Rehabilitation

12 October 2007



Al Gore and UN Climate Panel Win Nobel Peace Prize

Vice President Al Gore, Jr., and the UN’s Intergovernmental Panel on Climate Change have won this year’s Nobel Peace Prize. The Nobel committee cited “their efforts to build up and disseminate knowledge about man-made climate change” in making the award. The contribution this makes to peace is not immediately obvious, but the Norwegian Nobel Committee (all the other prizes are handed out by its Swedish counterpart), noted that climate change “increased [the] danger of violent conflicts and wars, within and between states.” There is a lesson beyond that in this event, the lesson of rehabilitation.

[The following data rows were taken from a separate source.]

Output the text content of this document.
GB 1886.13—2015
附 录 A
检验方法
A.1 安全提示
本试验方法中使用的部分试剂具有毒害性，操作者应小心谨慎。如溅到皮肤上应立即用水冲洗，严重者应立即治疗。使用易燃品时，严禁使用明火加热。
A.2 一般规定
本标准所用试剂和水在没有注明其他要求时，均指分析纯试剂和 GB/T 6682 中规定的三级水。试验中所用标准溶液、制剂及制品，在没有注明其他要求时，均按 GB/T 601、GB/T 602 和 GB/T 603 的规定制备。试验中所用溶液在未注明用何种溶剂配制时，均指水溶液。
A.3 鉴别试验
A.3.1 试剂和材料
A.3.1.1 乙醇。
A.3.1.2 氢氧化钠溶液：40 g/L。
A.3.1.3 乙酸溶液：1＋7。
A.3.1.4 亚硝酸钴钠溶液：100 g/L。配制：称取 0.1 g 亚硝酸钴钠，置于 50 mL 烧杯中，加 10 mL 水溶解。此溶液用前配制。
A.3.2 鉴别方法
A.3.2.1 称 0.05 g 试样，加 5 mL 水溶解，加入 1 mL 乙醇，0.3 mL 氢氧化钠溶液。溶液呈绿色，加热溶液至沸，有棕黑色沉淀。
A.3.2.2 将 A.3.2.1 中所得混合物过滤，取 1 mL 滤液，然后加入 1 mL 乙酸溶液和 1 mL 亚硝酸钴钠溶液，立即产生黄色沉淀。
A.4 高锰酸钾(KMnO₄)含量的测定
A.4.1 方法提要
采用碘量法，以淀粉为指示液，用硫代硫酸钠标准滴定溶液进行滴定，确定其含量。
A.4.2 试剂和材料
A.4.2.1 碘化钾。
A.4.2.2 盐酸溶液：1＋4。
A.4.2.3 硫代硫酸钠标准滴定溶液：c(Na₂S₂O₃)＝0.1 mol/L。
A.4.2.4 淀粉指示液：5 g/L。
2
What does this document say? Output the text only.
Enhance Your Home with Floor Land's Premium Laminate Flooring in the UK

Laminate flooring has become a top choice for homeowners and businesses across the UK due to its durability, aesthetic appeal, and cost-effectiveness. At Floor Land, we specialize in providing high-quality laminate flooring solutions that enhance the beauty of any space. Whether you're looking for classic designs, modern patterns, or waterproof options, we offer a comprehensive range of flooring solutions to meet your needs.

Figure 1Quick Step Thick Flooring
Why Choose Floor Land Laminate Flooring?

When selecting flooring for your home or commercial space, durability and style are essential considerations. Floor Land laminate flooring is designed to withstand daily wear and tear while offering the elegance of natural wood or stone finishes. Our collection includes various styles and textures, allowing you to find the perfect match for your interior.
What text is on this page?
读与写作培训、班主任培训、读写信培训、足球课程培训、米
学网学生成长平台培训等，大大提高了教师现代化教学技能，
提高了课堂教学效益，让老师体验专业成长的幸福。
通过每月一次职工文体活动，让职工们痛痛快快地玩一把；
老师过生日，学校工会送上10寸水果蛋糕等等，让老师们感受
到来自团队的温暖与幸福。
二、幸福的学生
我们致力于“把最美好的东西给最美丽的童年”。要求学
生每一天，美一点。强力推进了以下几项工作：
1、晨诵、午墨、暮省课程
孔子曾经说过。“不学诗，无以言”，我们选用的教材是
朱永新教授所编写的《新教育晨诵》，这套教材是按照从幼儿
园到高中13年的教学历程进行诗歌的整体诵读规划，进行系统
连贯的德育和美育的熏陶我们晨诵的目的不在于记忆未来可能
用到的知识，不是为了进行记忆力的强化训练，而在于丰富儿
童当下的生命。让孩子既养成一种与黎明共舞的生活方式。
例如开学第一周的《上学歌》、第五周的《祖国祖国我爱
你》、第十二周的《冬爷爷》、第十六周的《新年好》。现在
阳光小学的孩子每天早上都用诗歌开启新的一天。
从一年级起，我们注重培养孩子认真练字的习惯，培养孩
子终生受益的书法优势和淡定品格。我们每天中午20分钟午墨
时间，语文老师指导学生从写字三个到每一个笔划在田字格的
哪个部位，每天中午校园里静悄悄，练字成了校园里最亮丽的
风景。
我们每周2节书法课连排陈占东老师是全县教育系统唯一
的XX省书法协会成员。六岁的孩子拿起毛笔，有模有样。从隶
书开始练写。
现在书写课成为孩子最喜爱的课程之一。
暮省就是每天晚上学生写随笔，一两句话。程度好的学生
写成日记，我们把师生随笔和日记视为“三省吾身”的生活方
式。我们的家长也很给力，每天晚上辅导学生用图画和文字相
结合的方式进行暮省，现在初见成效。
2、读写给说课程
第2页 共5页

Something amazingly wonderful happened to Al Gore when he lost the presidential election of 2000 (or rather had it stolen from him). He became a free man. All his life, he had been surrounded by electoral politics. His father was Senator Al Gore, Sr. who had also been a congressman. The younger Gore served in Vietnam, despite opposing the war, to spare his dad any embarrassment. In 1977, at the age of 28, he won his dad’s old House seat, and 8 years later, he was the second Senator Gore from Tennessee. He failed to win the Democratic presidential nomination in 1988, but took the second slot on the Clinton ticket in 1992, and served as America’s vice president for 8 years. And then, he lost to Bush the Lesser and had no position at all after nearly a quarter century.

He grew a beard. He put on weight. And he started to smile. The environment always was a big deal with him; having had a family farm in Tennessee, he had a practical appreciation of ecology that few outside of farming understand. The question was, what the heck could someone without elected office do about it? He had already written a book about it when still a senator, but Michael Moore had shown how powerful the documentary film could be.

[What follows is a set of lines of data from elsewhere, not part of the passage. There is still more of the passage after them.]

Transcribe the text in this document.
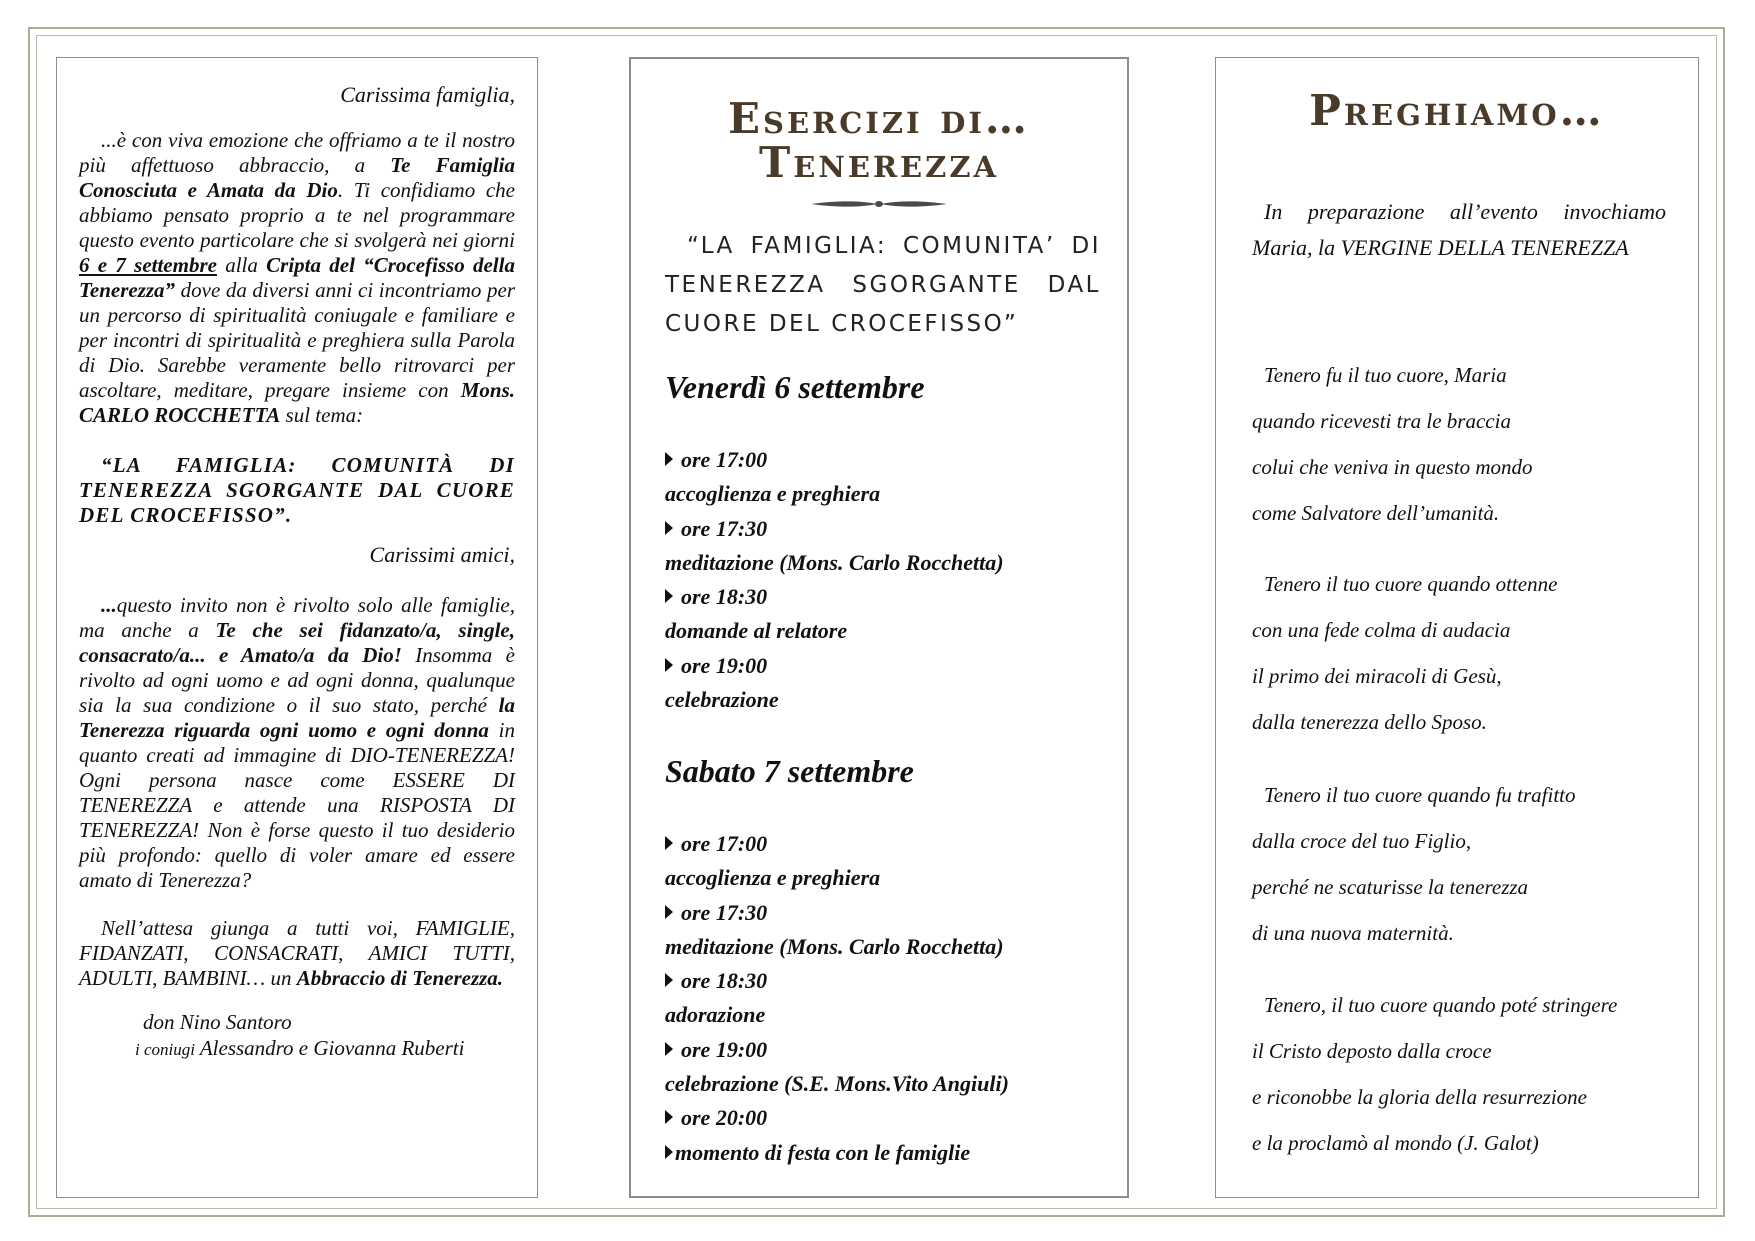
Carissima famiglia,

...è con viva emozione che offriamo a te il nostro più affettuoso abbraccio, a Te Famiglia Conosciuta e Amata da Dio. Ti confidiamo che abbiamo pensato proprio a te nel programmare questo evento particolare che si svolgerà nei giorni 6 e 7 settembre alla Cripta del “Crocefisso della Tenerezza” dove da diversi anni ci incontriamo per un percorso di spiritualità coniugale e familiare e per incontri di spiritualità e preghiera sulla Parola di Dio. Sarebbe veramente bello ritrovarci per ascoltare, meditare, pregare insieme con Mons. CARLO ROCCHETTA sul tema:

“LA FAMIGLIA: COMUNITÀ DI TENEREZZA SGORGANTE DAL CUORE DEL CROCEFISSO”.

Carissimi amici,

...questo invito non è rivolto solo alle famiglie, ma anche a Te che sei fidanzato/a, single, consacrato/a... e Amato/a da Dio! Insomma è rivolto ad ogni uomo e ad ogni donna, qualunque sia la sua condizione o il suo stato, perché la Tenerezza riguarda ogni uomo e ogni donna in quanto creati ad immagine di DIO-TENEREZZA! Ogni persona nasce come ESSERE DI TENEREZZA e attende una RISPOSTA DI TENEREZZA! Non è forse questo il tuo desiderio più profondo: quello di voler amare ed essere amato di Tenerezza?

Nell’attesa giunga a tutti voi, FAMIGLIE, FIDANZATI, CONSACRATI, AMICI TUTTI, ADULTI, BAMBINI… un Abbraccio di Tenerezza.

don Nino Santoro

i coniugi Alessandro e Giovanna Ruberti

Esercizi di…
Tenerezza

“LA FAMIGLIA: COMUNITA’ DI TENEREZZA SGORGANTE DAL CUORE DEL CROCEFISSO”

Venerdì 6 settembre
ore 17:00
accoglienza e preghiera
ore 17:30
meditazione (Mons. Carlo Rocchetta)
ore 18:30
domande al relatore
ore 19:00
celebrazione
Sabato 7 settembre
ore 17:00
accoglienza e preghiera
ore 17:30
meditazione (Mons. Carlo Rocchetta)
ore 18:30
adorazione
ore 19:00
celebrazione (S.E. Mons.Vito Angiuli)
ore 20:00
momento di festa con le famiglie
Preghiamo…

In preparazione all’evento invochiamo Maria, la VERGINE DELLA TENEREZZA

Tenero fu il tuo cuore, Maria
quando ricevesti tra le braccia
colui che veniva in questo mondo
come Salvatore dell’umanità.
Tenero il tuo cuore quando ottenne
con una fede colma di audacia
il primo dei miracoli di Gesù,
dalla tenerezza dello Sposo.
Tenero il tuo cuore quando fu trafitto
dalla croce del tuo Figlio,
perché ne scaturisse la tenerezza
di una nuova maternità.
Tenero, il tuo cuore quando poté stringere
il Cristo deposto dalla croce
e riconobbe la gloria della resurrezione
e la proclamò al mondo (J. Galot)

So, Mr. Gore, who had friends in Hollywood but who knew nothing about making movies put together “An Inconvenient Truth,” and won himself an Oscar for his effort. In so doing, he shut down those who claimed global warming wasn’t happening. Even the Bush administration now acknowledges that things are hotting up – they are even hosting a conference on carbon emissions (largely to prevent a real conference and treaty from arising, but that is another story).

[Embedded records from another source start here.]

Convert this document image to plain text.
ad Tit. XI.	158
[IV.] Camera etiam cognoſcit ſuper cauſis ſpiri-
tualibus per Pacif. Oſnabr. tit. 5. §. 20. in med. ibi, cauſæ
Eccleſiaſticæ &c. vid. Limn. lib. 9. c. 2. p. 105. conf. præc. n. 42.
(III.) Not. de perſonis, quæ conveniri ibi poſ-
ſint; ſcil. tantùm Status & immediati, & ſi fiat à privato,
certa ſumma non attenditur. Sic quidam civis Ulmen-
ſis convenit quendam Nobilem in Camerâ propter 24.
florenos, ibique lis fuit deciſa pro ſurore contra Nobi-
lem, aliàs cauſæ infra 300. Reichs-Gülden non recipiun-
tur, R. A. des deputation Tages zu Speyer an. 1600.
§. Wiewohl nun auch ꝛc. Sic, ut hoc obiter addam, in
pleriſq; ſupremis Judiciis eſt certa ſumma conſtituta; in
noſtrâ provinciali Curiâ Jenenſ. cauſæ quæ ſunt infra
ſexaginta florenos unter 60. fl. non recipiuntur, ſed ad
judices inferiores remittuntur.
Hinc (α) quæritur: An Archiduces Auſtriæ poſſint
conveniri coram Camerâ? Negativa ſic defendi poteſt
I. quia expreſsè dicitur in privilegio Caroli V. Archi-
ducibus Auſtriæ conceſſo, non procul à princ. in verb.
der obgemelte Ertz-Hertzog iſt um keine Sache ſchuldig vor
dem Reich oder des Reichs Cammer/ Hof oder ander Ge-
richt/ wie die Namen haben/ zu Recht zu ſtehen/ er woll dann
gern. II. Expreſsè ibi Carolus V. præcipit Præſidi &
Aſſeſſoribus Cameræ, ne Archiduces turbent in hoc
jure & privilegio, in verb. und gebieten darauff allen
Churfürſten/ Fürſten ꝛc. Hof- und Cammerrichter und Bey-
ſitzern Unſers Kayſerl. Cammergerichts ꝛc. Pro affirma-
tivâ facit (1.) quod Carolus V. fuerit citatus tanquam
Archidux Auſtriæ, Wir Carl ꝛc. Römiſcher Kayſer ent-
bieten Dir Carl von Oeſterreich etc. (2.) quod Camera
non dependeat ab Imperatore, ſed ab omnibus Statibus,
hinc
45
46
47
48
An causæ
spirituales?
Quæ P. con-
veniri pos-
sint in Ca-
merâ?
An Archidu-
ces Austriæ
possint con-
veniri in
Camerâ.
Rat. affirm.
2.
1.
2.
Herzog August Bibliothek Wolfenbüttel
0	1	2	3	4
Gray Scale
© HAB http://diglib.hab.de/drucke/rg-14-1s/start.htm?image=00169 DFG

And now the pressure will mount for him to run for president again. And that might just be a mistake. Al Gore has rehabilitated his reputation and increased it by not being an elected official. He is now a man on a mission and will use whatever means he has to pursue it. At this stage, he is America’s leading environmentalist with a worldwide respect few Americans could muster. By returning to elective politics, he would lose that standing. He is uniquely positioned to rehabilitate America’s reputation after six years of what Hillary Clinton has rightly called “cowboy diplomacy.” He should use his freedom and this new moral authority to its utmost, and that means staying as far away from the White House as he is right now.